Claire realised she didn’t know what his thing was, aside from work and listening to live music.
“How do you let off steam? Is there a gym at your fancy apartment?”
“Hardly. I think there’s a drying room somewhere, and of course steps down to the beach. I go for a run, if I feel the need. That’s about it.”
Claire wasn’t sure she believed him. The sculptured body suggested more effort than that. He didn’t seem to be concealing anything, though, so she let it go. It was so hard to get him to talk about himself.
I hope there aren’t skeletons in his closet. That would be just my luck.
She looked out at the view, across past Peveril Point to the cliffs near Old Harry. On a day like today, away from the town, she could appreciate his love for the place.
“Are you finished? Do you fancy a wander or have you got to rush off?”

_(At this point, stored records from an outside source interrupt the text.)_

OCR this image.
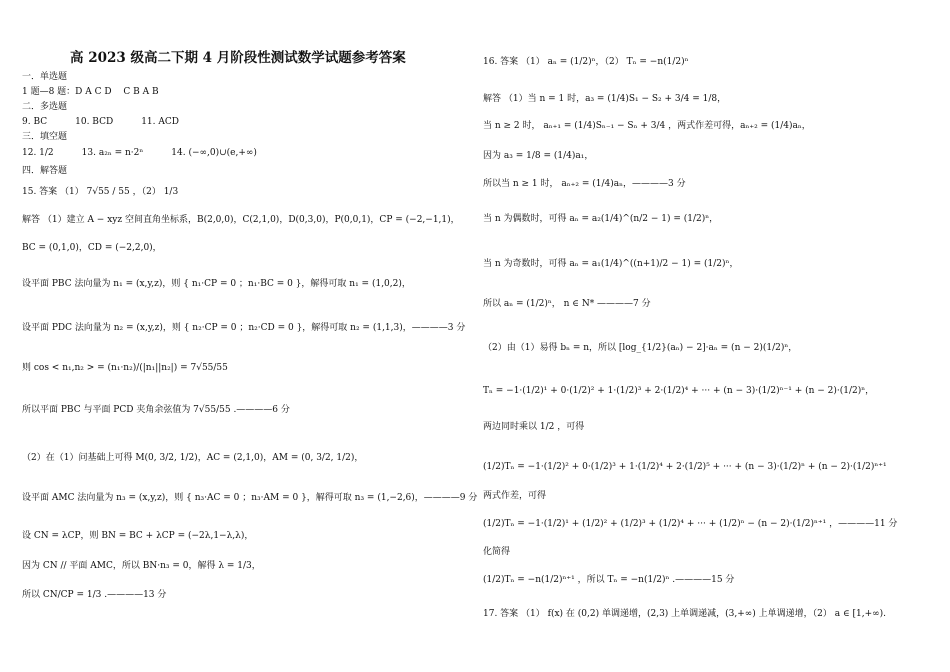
高 2023 级高二下期 4 月阶段性测试数学试题参考答案
一．单选题
1 题—8 题：D A C D　 C B A B
二．多选题
9. BC	10. BCD	11. ACD
三．填空题
12. 1/2	13. a₂ₙ = n·2ⁿ	14. (−∞,0)∪(e,+∞)
四．解答题
15. 答案 （1） 7√55 / 55 ，（2） 1/3
解答 （1）建立 A − xyz 空间直角坐标系，B(2,0,0)，C(2,1,0)，D(0,3,0)，P(0,0,1)，CP = (−2,−1,1)，
BC = (0,1,0)，CD = (−2,2,0)，
设平面 PBC 法向量为 n₁ = (x,y,z)，则 { n₁·CP = 0 ；n₁·BC = 0 }，解得可取 n₁ = (1,0,2)，
设平面 PDC 法向量为 n₂ = (x,y,z)，则 { n₂·CP = 0 ；n₂·CD = 0 }，解得可取 n₂ = (1,1,3)，————3 分
则 cos < n₁,n₂ > = (n₁·n₂)/(|n₁||n₂|) = 7√55/55
所以平面 PBC 与平面 PCD 夹角余弦值为 7√55/55 .————6 分
（2）在（1）问基础上可得 M(0, 3/2, 1/2)，AC = (2,1,0)，AM = (0, 3/2, 1/2)，
设平面 AMC 法向量为 n₃ = (x,y,z)，则 { n₃·AC = 0 ；n₃·AM = 0 }，解得可取 n₃ = (1,−2,6)，————9 分
设 CN = λCP，则 BN = BC + λCP = (−2λ,1−λ,λ)，
因为 CN // 平面 AMC，所以 BN·n₃ = 0，解得 λ = 1/3，
所以 CN/CP = 1/3 .————13 分
16. 答案 （1） aₙ = (1/2)ⁿ，（2） Tₙ = −n(1/2)ⁿ
解答 （1）当 n = 1 时，a₃ = (1/4)S₁ − S₂ + 3/4 = 1/8，
当 n ≥ 2 时， aₙ₊₁ = (1/4)Sₙ₋₁ − Sₙ + 3/4 ，两式作差可得，aₙ₊₂ = (1/4)aₙ，
因为 a₃ = 1/8 = (1/4)a₁，
所以当 n ≥ 1 时， aₙ₊₂ = (1/4)aₙ，————3 分
当 n 为偶数时，可得 aₙ = a₂(1/4)^(n/2 − 1) = (1/2)ⁿ，
当 n 为奇数时，可得 aₙ = a₁(1/4)^((n+1)/2 − 1) = (1/2)ⁿ，
所以 aₙ = (1/2)ⁿ， n ∈ N* ————7 分
（2）由（1）易得 bₙ = n，所以 [log_{1/2}(aₙ) − 2]·aₙ = (n − 2)(1/2)ⁿ，
Tₙ = −1·(1/2)¹ + 0·(1/2)² + 1·(1/2)³ + 2·(1/2)⁴ + ··· + (n − 3)·(1/2)ⁿ⁻¹ + (n − 2)·(1/2)ⁿ，
两边同时乘以 1/2 ，可得
(1/2)Tₙ = −1·(1/2)² + 0·(1/2)³ + 1·(1/2)⁴ + 2·(1/2)⁵ + ··· + (n − 3)·(1/2)ⁿ + (n − 2)·(1/2)ⁿ⁺¹
两式作差，可得
(1/2)Tₙ = −1·(1/2)¹ + (1/2)² + (1/2)³ + (1/2)⁴ + ··· + (1/2)ⁿ − (n − 2)·(1/2)ⁿ⁺¹ ，————11 分
化简得
(1/2)Tₙ = −n(1/2)ⁿ⁺¹ ，所以 Tₙ = −n(1/2)ⁿ .————15 分
17. 答案 （1） f(x) 在 (0,2) 单调递增，(2,3) 上单调递减，(3,+∞) 上单调递增，（2） a ∈ [1,+∞).
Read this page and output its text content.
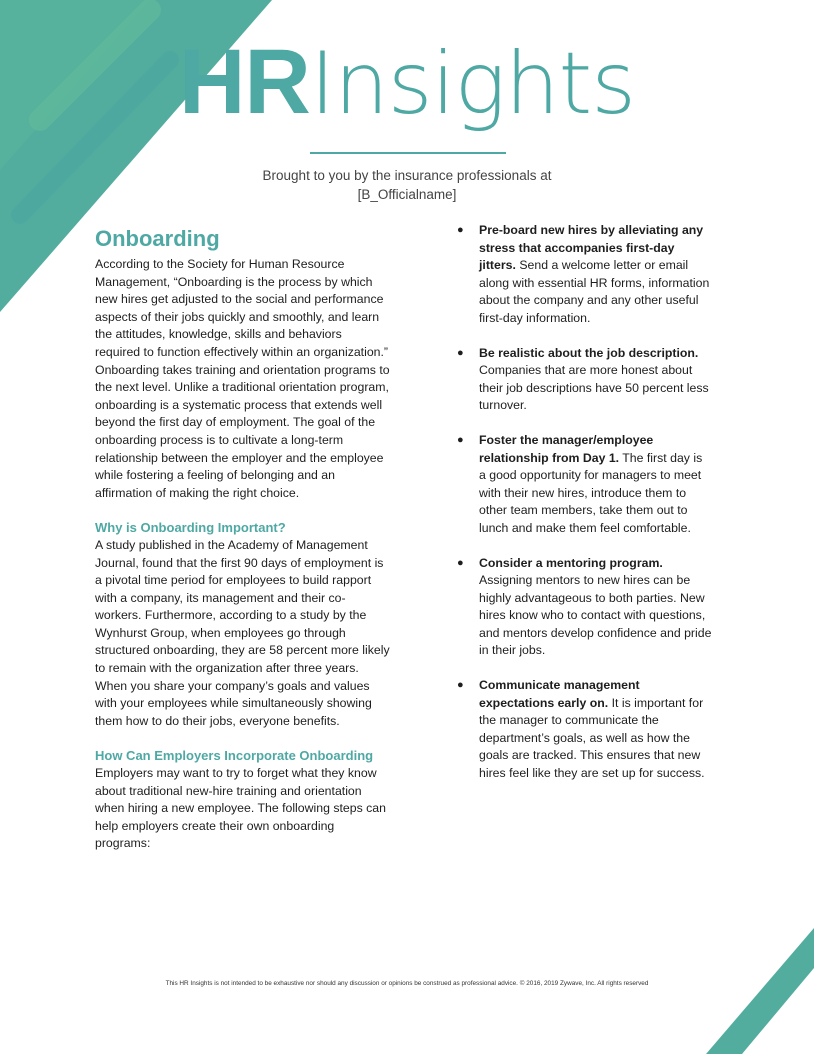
HRInsights
Brought to you by the insurance professionals at
[B_Officialname]
Onboarding

According to the Society for Human Resource Management, “Onboarding is the process by which new hires get adjusted to the social and performance aspects of their jobs quickly and smoothly, and learn the attitudes, knowledge, skills and behaviors required to function effectively within an organization.” Onboarding takes training and orientation programs to the next level. Unlike a traditional orientation program, onboarding is a systematic process that extends well beyond the first day of employment. The goal of the onboarding process is to cultivate a long-term relationship between the employer and the employee while fostering a feeling of belonging and an affirmation of making the right choice.

Why is Onboarding Important?

A study published in the Academy of Management Journal, found that the first 90 days of employment is a pivotal time period for employees to build rapport with a company, its management and their co-workers. Furthermore, according to a study by the Wynhurst Group, when employees go through structured onboarding, they are 58 percent more likely to remain with the organization after three years. When you share your company’s goals and values with your employees while simultaneously showing them how to do their jobs, everyone benefits.

How Can Employers Incorporate Onboarding

Employers may want to try to forget what they know about traditional new-hire training and orientation when hiring a new employee. The following steps can help employers create their own onboarding programs:

●	Pre-board new hires by alleviating any stress that accompanies first-day jitters. Send a welcome letter or email along with essential HR forms, information about the company and any other useful first-day information.

●	Be realistic about the job description. Companies that are more honest about their job descriptions have 50 percent less turnover.

●	Foster the manager/employee relationship from Day 1. The first day is a good opportunity for managers to meet with their new hires, introduce them to other team members, take them out to lunch and make them feel comfortable.

●	Consider a mentoring program. Assigning mentors to new hires can be highly advantageous to both parties. New hires know who to contact with questions, and mentors develop confidence and pride in their jobs.

●	Communicate management expectations early on. It is important for the manager to communicate the department’s goals, as well as how the goals are tracked. This ensures that new hires feel like they are set up for success.

This HR Insights is not intended to be exhaustive nor should any discussion or opinions be construed as professional advice. © 2016, 2019 Zywave, Inc. All rights reserved
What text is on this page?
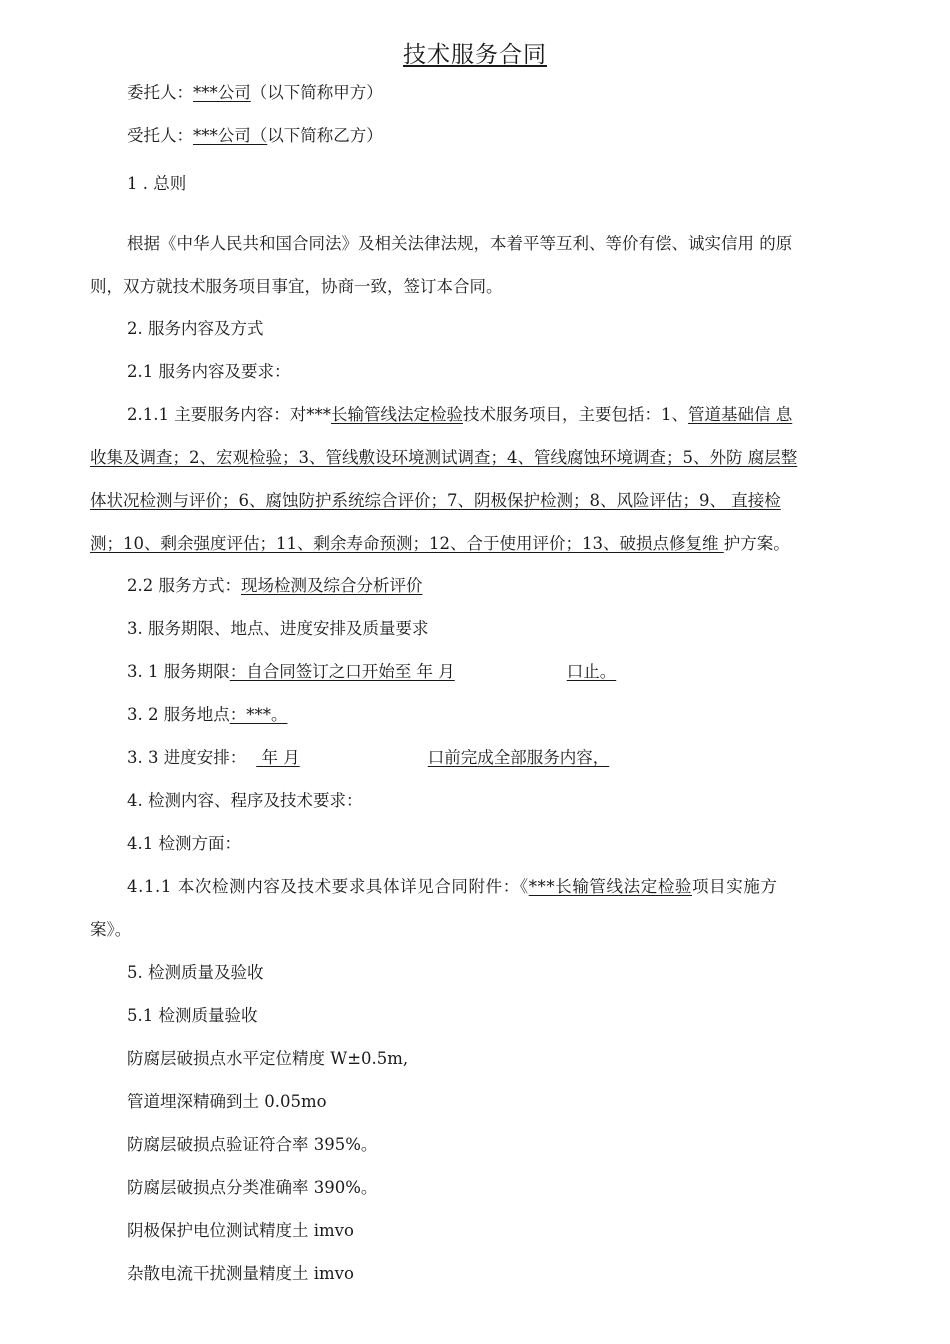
技术服务合同
委托人：***公司（以下简称甲方）
受托人：***公司（以下简称乙方）
1 . 总则
根据《中华人民共和国合同法》及相关法律法规，本着平等互利、等价有偿、诚实信用 的原
则，双方就技术服务项目事宜，协商一致，签订本合同。
2. 服务内容及方式
2.1 服务内容及要求：
2.1.1 主要服务内容：对***长输管线法定检验技术服务项目，主要包括：1、管道基础信 息
收集及调查；2、宏观检验；3、管线敷设环境测试调查；4、管线腐蚀环境调查；5、外防 腐层整
体状况检测与评价；6、腐蚀防护系统综合评价；7、阴极保护检测；8、风险评估；9、 直接检
测；10、剩余强度评估；11、剩余寿命预测；12、合于使用评价；13、破损点修复维 护方案。
2.2 服务方式：现场检测及综合分析评价
3. 服务期限、地点、进度安排及质量要求
3. 1 服务期限：自合同签订之口开始至 年 月	口止。
3. 2 服务地点：***。
3. 3 进度安排： 年 月	口前完成全部服务内容，
4. 检测内容、程序及技术要求：
4.1 检测方面：
4.1.1 本次检测内容及技术要求具体详见合同附件：《***长输管线法定检验项目实施方
案》。
5. 检测质量及验收
5.1 检测质量验收
防腐层破损点水平定位精度 W±0.5m,
管道埋深精确到土 0.05mo
防腐层破损点验证符合率 395%。
防腐层破损点分类准确率 390%。
阴极保护电位测试精度土 imvo
杂散电流干扰测量精度土 imvo
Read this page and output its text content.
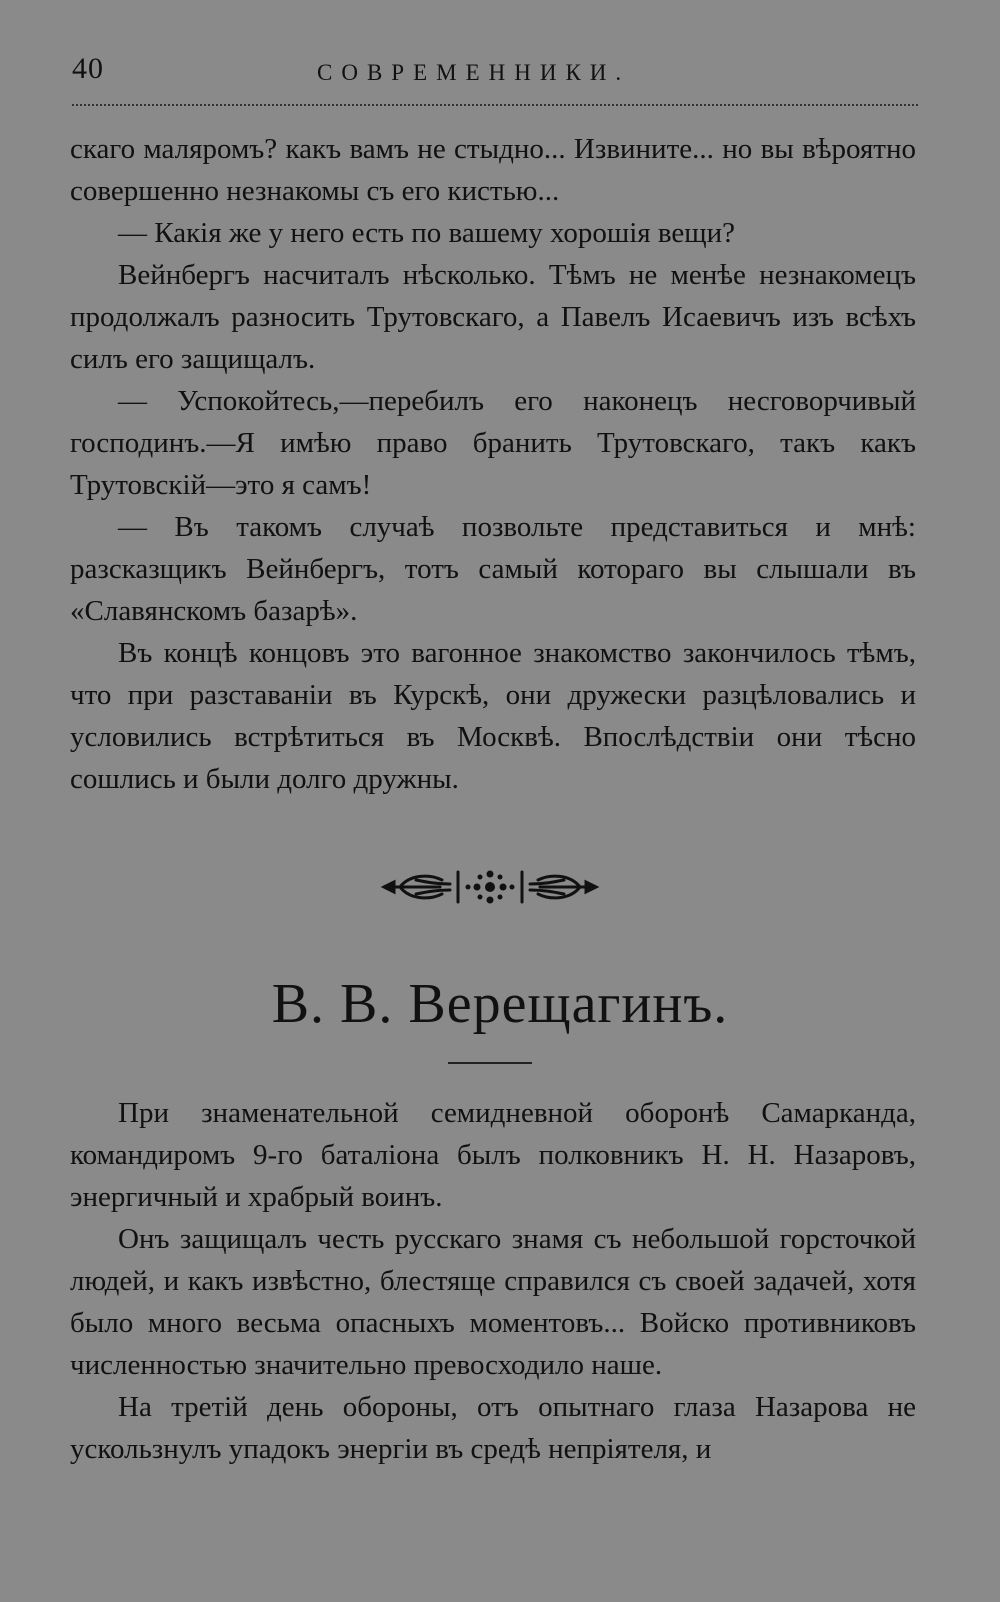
40	СОВРЕМЕННИКИ.

скаго маляромъ? какъ вамъ не стыдно... Извините... но вы вѣроятно совершенно незнакомы съ его кистью...

— Какія же у него есть по вашему хорошія вещи?

Вейнбергъ насчиталъ нѣсколько. Тѣмъ не менѣе незнакомецъ продолжалъ разносить Трутовскаго, а Павелъ Исаевичъ изъ всѣхъ силъ его защищалъ.

— Успокойтесь,—перебилъ его наконецъ несговорчивый господинъ.—Я имѣю право бранить Трутовскаго, такъ какъ Трутовскій—это я самъ!

— Въ такомъ случаѣ позвольте представиться и мнѣ: разсказщикъ Вейнбергъ, тотъ самый котораго вы слышали въ «Славянскомъ базарѣ».

Въ концѣ концовъ это вагонное знакомство закончилось тѣмъ, что при разставаніи въ Курскѣ, они дружески разцѣловались и условились встрѣтиться въ Москвѣ. Впослѣдствіи они тѣсно сошлись и были долго дружны.

В. В. Верещагинъ.

При знаменательной семидневной оборонѣ Самарканда, командиромъ 9-го баталіона былъ полковникъ Н. Н. Назаровъ, энергичный и храбрый воинъ.

Онъ защищалъ честь русскаго знамя съ небольшой горсточкой людей, и какъ извѣстно, блестяще справился съ своей задачей, хотя было много весьма опасныхъ моментовъ... Войско противниковъ численностью значительно превосходило наше.

На третій день обороны, отъ опытнаго глаза Назарова не ускользнулъ упадокъ энергіи въ средѣ непріятеля, и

Conor’s voice broke into her reverie. His reference to her departure sounded casual and unconcerned and she felt gratitude flare in her heart.
“A quick walk would be lovely, before I swelter in my car for a few hours. No such thing as aircon in an old banger like mine. Not too long, though, I don’t want to get snarled in Sunday evening traffic.”
“Sure thing, my lady. Follow me and prepare to be amazed.”
Wondering what he was planning, Claire let Conor lead her from the restaurant and down a path that meandered away from the folly known as the castle. Beneath them she could see something concrete at the end of the path, and wondered what it was. As she got nearer she realised it was a large stone globe, surrounded by black railings.
“Ta da!” Conor said, when they reached it.
Claire tried to hide her puzzlement. “What is it?”
She saw Conor’s delight fade at her lack of enthusiasm. “It’s Victorian. It’s weathered now, so you can’t really read it, but it’s a Victorian globe. I used to come here as a child. There’s a picture, somewhere, of me and my brothers and sisters all lined up round the railing.” He kicked at the gravel. “I guess it’s not so amazing to a stranger.”
Claire walked up to him and put her arms around his waist. He was a complicated man, and she felt she barely knew him. But what she knew she liked. More than liked.
“Thank you for sharing it with me.” She reached up and kissed him. Conor’s arms tightened around her, and the railings jabbed into her as he pushed her back.
Conor pulled away, and saw the black metal points. His mouth turned down and he looked ludicrously pathetic, like a small child caught in wrongdoing. “Sorry.”
She giggled at his expression and laced her hand through his. “Come on; let’s go get lost in the woods.” She tugged him back up the hill and along in the other direction, away from the castle, to where the path disappeared into some trees. Time enough to drive away later.